On January 9, Ambassador Mark Dybul circulated a memo to his staff informing them that President-Elect Barack Obama’s transition team had asked him to stay on, at least temporarily, as the U.S. Global AIDS Coordinator, a position to which he had been appointed by President Bush in 2006. The backlash from AIDS activists was swift. William Smith, vice president for policy of the Sexuality Information and Education Council of the United States, blamed Dybul for continuing the Bush administration’s policies of abstinence education, downplaying condom usage, and failing to shape effective prevention policies for gays and prostitutes, groups at particularly high risk of contracting HIV. Dybul’s continuation of these policies, favored by the religious right, “made him a very good civil servant in the Bush administration,” Smith says. “He contributed to the destruction of a comprehensive approach to prevention.”

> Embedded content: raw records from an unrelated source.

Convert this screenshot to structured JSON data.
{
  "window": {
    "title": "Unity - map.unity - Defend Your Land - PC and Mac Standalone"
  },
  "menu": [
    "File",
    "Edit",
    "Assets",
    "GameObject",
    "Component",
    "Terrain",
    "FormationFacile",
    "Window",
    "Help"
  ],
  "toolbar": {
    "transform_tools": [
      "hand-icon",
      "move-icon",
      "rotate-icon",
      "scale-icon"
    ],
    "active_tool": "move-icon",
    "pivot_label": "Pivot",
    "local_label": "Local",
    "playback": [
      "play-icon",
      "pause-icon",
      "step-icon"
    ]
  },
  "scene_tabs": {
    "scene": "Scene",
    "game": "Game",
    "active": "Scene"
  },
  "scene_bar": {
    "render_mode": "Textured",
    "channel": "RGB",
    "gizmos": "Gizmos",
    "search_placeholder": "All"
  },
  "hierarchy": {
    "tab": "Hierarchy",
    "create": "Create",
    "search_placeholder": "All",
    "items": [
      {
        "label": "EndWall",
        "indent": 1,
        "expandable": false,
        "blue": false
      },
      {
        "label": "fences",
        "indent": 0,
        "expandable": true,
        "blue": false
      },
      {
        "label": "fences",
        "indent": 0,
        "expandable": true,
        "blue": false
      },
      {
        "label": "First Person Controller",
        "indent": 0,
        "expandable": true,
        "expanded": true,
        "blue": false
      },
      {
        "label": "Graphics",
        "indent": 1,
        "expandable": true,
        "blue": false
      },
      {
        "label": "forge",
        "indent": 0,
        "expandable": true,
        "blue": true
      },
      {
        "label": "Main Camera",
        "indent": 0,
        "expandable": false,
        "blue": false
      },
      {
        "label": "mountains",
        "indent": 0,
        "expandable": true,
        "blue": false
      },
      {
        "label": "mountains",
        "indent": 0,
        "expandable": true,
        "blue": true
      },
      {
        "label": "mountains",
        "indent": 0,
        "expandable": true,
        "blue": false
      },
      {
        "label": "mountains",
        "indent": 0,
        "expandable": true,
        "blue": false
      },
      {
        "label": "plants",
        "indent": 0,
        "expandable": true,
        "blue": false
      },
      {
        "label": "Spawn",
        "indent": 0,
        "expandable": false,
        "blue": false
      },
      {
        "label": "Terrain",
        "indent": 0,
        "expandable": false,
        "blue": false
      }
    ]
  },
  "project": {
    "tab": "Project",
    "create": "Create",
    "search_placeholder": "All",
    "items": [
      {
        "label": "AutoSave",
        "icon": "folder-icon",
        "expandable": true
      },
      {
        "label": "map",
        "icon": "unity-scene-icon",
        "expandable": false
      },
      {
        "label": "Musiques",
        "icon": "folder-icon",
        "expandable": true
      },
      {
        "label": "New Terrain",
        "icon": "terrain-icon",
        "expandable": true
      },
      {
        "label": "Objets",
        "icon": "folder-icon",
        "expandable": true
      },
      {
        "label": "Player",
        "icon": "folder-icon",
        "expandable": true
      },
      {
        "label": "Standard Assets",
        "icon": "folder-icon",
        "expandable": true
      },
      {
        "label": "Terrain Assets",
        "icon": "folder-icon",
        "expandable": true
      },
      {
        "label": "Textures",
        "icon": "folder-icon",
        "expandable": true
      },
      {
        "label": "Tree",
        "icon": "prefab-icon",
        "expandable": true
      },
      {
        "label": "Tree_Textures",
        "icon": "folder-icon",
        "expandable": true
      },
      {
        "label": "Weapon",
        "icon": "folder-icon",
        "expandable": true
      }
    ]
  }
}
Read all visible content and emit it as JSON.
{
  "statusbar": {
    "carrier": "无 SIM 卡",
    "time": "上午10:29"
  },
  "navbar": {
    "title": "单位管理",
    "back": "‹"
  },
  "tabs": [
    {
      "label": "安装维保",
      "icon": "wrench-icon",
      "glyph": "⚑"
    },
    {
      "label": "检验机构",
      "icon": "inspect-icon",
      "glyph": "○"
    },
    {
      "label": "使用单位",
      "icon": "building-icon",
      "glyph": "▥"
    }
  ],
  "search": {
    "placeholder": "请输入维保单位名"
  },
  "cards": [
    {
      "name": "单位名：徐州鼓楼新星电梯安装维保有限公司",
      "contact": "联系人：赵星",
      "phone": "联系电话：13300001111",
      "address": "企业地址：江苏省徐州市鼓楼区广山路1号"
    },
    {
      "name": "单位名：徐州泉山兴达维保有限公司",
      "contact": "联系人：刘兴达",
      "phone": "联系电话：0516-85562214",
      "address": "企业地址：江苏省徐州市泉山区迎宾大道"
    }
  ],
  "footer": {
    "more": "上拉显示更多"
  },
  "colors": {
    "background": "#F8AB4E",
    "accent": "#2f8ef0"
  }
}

By all accounts, Dybul was passionately devoted to the cause of AIDS prevention and research; an openly gay medical doctor, he worked for years treating AIDS patients in San Francisco and Africa before migrating to the National Institutes of Health, where he conducted research on the disease. Since his appointment as Global AIDS Coordinator, the budget for the program he administered, the President’s Emergency Plan for AIDS Relief (PEPFAR), had more than tripled, extending countless lives through its disbursement of anti-retroviral drugs. Dybul had become the public face of a Bush administration program that many, liberals included, considered a success story.
On January 22, a day after Hillary Clinton was sworn-in as secretary of state, Dybul’s staff was promptly informed that their boss had been asked to tender his resignation. Since his firing, he has been criticized by many as a willing tool of the religious right. But far from a diehard standard-bearer of Bush’s misguided AIDS policies, Dybul was a pragmatic dissenter who eventually made too many sacrifices in his quest to get important work done in a relentlessly politicized office.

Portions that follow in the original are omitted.